At the end of the experiment, the researchers performed genome sequencing on the final group of daughter cells and entered the discovered mutations into a computer model.
As a result, a kind of extended family tree was created from the original human iPSCs.
Researchers can build mature cell ancestors by comparing combinations of mutations, giving a much more accurate picture of how organisms developed. They tested the model in computer simulations of mouse cells and human iPSCs.
Kalhor says the new tool will help scientists compare the normal and disease states of organisms, including humans. “This tool could help show when and how cells deviate from their normal pathways, and could aid in the development of disease prevention tools and curative therapies,” he says. I will add.
So-called cell ‘fate maps’, developed by quantitative fate mapping tools, provide a history of cell fate decision events that occurred during the development of an organism, but unlike genome sequencing studies alone, the new tools are capable of determining fate decisions. Weixiang Fang, Ph.D., a postdoctoral fellow in the Department of Biomedical Engineering at Johns Hopkins University and lead author of the study, said:
Computer models can construct when and how cells develop within an organism, but they cannot determine whether spontaneous mutations occur due to external, internal, or random factors.
Fang and Kalhor made Phylotime freely available to other scientists and made it available online.
This research was supported by The Simmons Foundation, the National Institutes of Health, and the David and Lucille Packard Foundation.

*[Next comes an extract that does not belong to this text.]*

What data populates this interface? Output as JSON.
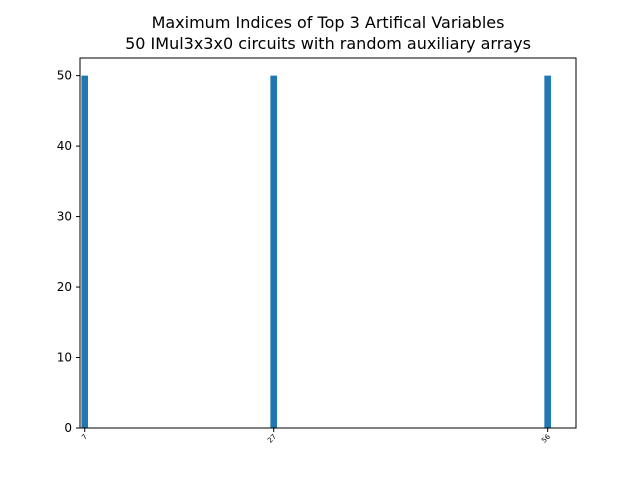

Other scientists who contributed to the study include Dr. Hongkai Ji, Claire Bell, Abel Sapirstein, Soichiro Asami, and Kathleen Leeper, professors of biostatistics at the Johns Hopkins Bloomberg School of Public Health who co-directed the study. will be Donald Zack from Johns Hopkins.
Fang, W., and others. (2022) Quantitative fate mapping: a general framework for analyzing progenitor cell state dynamics via retrospective lineage barcoding. cell. doi.org/10.1016/j.cell.2022.10.028.